TradingView Bug Bounty Program
If you have found a security bug and want to report it to us, please email us at firstname.lastname@example.org.
Below are some rules for the security researchers.
You should not disclose a bug before you receive an approval from us. Please be patient as reports are reviewed within two weeks and we need time to fix the bug/s.
A bug report should include a detailed description of the discovered vulnerability and steps that need to be taken in order to reproduce it or a working proof-of-concept. If you do not describe vulnerability details then it could take a long time to review the report and/or could result in a rejection of your report.
Your reward will depend on the discovered vulnerability as well as it’s security impact.
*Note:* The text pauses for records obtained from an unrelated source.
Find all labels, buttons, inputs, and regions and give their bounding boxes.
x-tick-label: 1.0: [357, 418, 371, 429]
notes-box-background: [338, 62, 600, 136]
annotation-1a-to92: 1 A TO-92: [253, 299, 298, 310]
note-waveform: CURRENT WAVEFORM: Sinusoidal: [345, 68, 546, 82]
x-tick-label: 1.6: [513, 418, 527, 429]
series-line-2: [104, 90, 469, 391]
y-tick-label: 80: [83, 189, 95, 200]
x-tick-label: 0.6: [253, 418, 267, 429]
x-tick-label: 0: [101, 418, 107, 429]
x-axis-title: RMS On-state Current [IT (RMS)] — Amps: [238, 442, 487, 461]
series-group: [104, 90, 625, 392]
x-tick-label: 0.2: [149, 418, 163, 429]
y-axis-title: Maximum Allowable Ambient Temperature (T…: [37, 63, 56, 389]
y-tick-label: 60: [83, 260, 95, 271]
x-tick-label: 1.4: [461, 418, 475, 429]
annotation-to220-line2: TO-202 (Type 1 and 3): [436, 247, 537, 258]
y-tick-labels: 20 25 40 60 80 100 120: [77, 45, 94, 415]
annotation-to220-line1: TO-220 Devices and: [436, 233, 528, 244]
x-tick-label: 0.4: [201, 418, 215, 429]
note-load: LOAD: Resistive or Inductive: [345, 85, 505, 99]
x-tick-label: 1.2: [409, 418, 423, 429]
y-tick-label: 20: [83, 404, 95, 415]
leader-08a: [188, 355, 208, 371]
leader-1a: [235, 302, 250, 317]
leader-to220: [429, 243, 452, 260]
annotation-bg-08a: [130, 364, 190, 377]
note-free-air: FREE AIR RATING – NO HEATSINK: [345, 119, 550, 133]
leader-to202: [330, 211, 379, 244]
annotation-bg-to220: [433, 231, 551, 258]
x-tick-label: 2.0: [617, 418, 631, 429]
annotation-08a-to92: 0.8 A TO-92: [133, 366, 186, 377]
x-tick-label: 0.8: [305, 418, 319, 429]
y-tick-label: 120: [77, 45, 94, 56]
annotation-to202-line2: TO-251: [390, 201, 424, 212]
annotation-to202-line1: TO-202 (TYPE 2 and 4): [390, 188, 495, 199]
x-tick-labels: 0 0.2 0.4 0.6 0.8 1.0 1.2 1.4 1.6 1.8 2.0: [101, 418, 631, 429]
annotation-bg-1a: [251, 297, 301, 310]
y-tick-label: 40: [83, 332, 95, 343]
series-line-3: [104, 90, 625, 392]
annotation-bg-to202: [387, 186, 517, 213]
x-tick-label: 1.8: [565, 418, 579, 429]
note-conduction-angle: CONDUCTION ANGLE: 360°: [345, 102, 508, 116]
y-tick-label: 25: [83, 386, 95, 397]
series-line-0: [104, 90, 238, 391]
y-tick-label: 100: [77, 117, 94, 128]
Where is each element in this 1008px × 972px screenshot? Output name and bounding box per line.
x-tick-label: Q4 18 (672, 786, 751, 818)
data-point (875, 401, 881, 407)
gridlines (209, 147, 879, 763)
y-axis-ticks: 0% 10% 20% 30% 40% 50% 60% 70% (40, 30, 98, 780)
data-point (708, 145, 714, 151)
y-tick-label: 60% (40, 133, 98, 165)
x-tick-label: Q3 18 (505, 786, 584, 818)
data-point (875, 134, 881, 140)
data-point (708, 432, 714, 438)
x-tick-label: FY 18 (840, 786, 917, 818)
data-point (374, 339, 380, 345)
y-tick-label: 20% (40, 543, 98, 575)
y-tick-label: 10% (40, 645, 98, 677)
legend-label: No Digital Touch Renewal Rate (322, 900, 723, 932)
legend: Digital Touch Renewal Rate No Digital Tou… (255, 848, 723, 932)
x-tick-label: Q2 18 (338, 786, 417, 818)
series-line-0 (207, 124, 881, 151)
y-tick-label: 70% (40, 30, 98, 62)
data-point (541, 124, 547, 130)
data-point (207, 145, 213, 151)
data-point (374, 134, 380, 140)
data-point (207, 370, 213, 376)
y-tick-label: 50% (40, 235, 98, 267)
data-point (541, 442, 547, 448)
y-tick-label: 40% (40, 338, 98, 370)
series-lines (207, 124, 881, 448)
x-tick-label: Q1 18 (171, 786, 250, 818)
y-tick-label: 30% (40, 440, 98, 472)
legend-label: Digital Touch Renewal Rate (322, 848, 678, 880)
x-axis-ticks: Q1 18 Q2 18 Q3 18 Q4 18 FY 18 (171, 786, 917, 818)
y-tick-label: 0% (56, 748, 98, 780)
We do not compensate for the discovery of the following vulnerabilities:
- vulnerabilities in user’s software or vulnerabilities that require full access to user’s software;
- vulnerabilities or leaks in third-party services;
- vulnerabilities or old versions of third party software/protocols, missed protection as well as a deviation from best practises that doesn’t impose a threat in terms of security;
- vulnerabilities with no significant security impact;
- vulnerabilities that require the user to perform unusual actions.
You should not use automated tools and scanners to find vulnerabilities. We'll not review scanner-generated reports.
You should not perform any attack that could damage our services, our or client data. DDoS, spam, brute force attacks are not permitted.
You should not involve other users without their explicit consent.
You should not perform or try to perform non-technical attacks such as social engineering, phishing or physical attacks against our employees, users or infrastructure.